Always aiming for more, for better than what you were when you were born?

Needing to prove to yourself and the rest of the world that you’ll never end up back in someplace like this?

“And the bitch of it is, you already had it all. We weren’t perfect, but we were yours.

Now, I don’t even know what we are. You’re a name on the screen of a cell phone when you call me to talk to a prospective future client who’s my best friend.

You sign the checks on my bills and pay my way for a degree that I suck at while forcing me to be friendly with the woman you cheated on my mother with…

“Because that’s just it, Dad. You stopped trying. You snapped up Franwhoever and forgot about us—”

“That’s not true, goddammit. You can think whatever you want, but I did not forget about you. Everything I do, every day, is to keep you all safe. To provide for you, to—”

“Maybe we just wanted our dad around, you know? Maybe Mom shouldn’t be relying on her new squeeze to discipline your sons because they’re nightmares.

Maybe you should have come to visit me in Poughkeepsie when I didn’t show up for Thanksgiving.

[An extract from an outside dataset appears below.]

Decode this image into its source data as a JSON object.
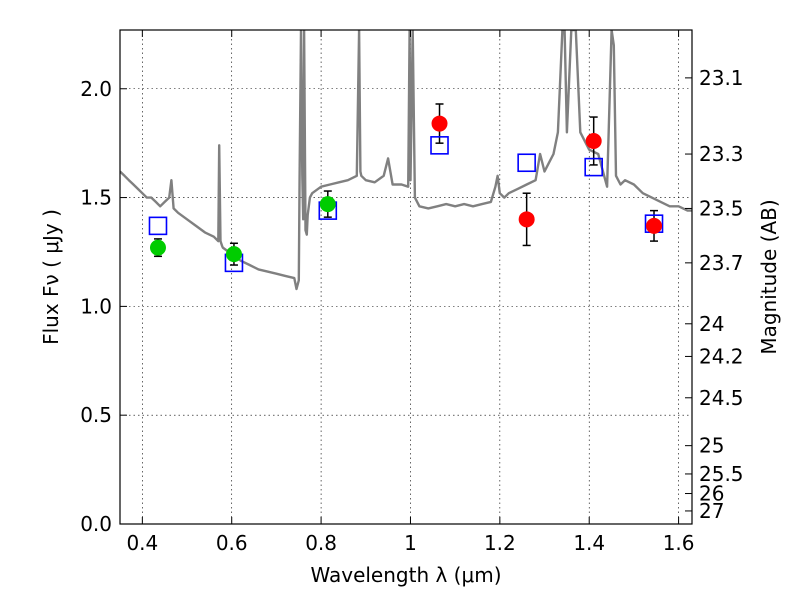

Maybe you should have cared beyond signing checks.

” Anger ripples through me, especially when he doesn’t answer. I heave a sigh. “Never mind.”

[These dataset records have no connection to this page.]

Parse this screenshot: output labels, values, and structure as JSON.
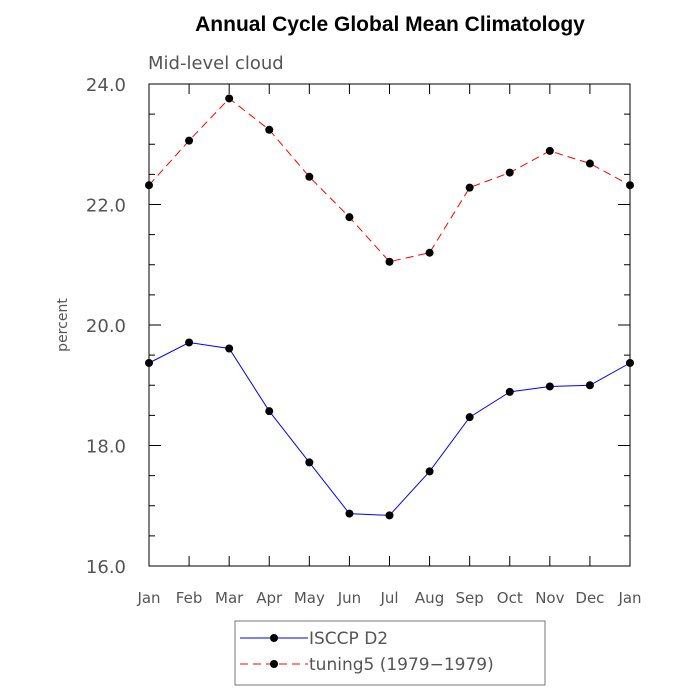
{
  "chart_data": {
    "type": "line",
    "title": "Annual Cycle Global Mean Climatology",
    "subtitle": "Mid-level cloud",
    "ylabel": "percent",
    "xlabel": "",
    "ylim": [
      16.0,
      24.0
    ],
    "yticks": [
      "16.0",
      "18.0",
      "20.0",
      "22.0",
      "24.0"
    ],
    "categories": [
      "Jan",
      "Feb",
      "Mar",
      "Apr",
      "May",
      "Jun",
      "Jul",
      "Aug",
      "Sep",
      "Oct",
      "Nov",
      "Dec",
      "Jan"
    ],
    "grid": false,
    "legend_position": "bottom",
    "series": [
      {
        "name": "ISCCP D2",
        "color": "#0000ff",
        "dash": "solid",
        "values": [
          19.37,
          19.71,
          19.61,
          18.57,
          17.72,
          16.87,
          16.84,
          17.57,
          18.47,
          18.89,
          18.98,
          19.0,
          19.37
        ]
      },
      {
        "name": "tuning5 (1979−1979)",
        "color": "#ff0000",
        "dash": "dashed",
        "values": [
          22.32,
          23.06,
          23.76,
          23.24,
          22.46,
          21.79,
          21.05,
          21.2,
          22.28,
          22.53,
          22.89,
          22.68,
          22.32
        ]
      }
    ]
  }
}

I cut the call and don’t pick up when he rings back.

The bitch of it is, I didn’t head into that conversation with an argumentative or petty or mean attitude.

It’s probably the first time I’ve told him how much the divorce hurt me and all he cares about is me uncovering his dirty little secret. One that’s only dirty in his imagination.

With one final look at the place that shattered something in my father before he even had the chance to begin, I trudge over to the taxi that’s waiting for me.

The driver’s relieved to see me.

Only a hundred euros got him to agree to stick around, and considering a couple of the guys I’ve noticed loitering seem like they’re interested in his hubcaps, I appreciate his staying power.

My mind refuses to settle during the long trip back to the center where my digs are.

I think about my grandmother and her past and the secrets that Dad’s kept from us all for decades. I think about the divorce and how it hurt. How it affected me. How I should probably have had therapy like Mom forced the boys to go to…

Mostly, I think about how we weren’t perfect but I thought we all loved each other.

By the time I reach my building, I remember the Erasmus party I was supposed to attend today.

The taxi driver looks even happier to extend my fare, and I’m happier still to charge it to the card Dad gave me when I went to Oakwood.

Spying one of the guys I share a couple classes with at the event, I wave at Jean-Paul when I see him hanging around by himself. He kinda reminds me of Callan—awkward in social situations.

He does that French thing where he kisses my cheek. But it’s five times. A custom, he told me, that’s traditional in Corsica, where he’s from.

“You okay, Denver?” he asks in heavily accented but perfect English. “You look pale.”

“I’ve been better.” I share a weak smile with him. “I really need a drink.”

“You won’t get one here then.” His tone’s teasing. “I know where they have something stronger…”

I roll my eyes. “The mini supermarket on the corner?”

He chortles at my joke, but as he makes to reply, my phone buzzes. Ignoring him, I glance at the screen and see it’s Zach, not Dad. I wince at the time, realizing this is when we hang out together on Wednesdays.

“Someone you don’t want to talk to?” JP asks me knowingly.

“Quite the opposite.” I answer the call and shoot Zach a wave.

“Hey, babe!”

He looks as tired as I feel. I get it. The time difference is killing us. Slowly.

I gesture at JP behind me. “Hi! I’m so sorry I forgot about our call. It’s been a day. This is JP. We have a couple classes together.”

“Where are you?” His brow furrows as he graces JP with a grim nod.

“Just a party. It’s an Erasmus program thing. Can we call later?”

“Sure.”

When he just hangs up, I blink. Then, I realize JP put his arm around my shoulders and I frown at him then shrug off his hold.

Both relieved and disappointed about the delay in my chat with Zach, one during which I hoped I could let spill the day’s events, I repeat, “I need a drink.”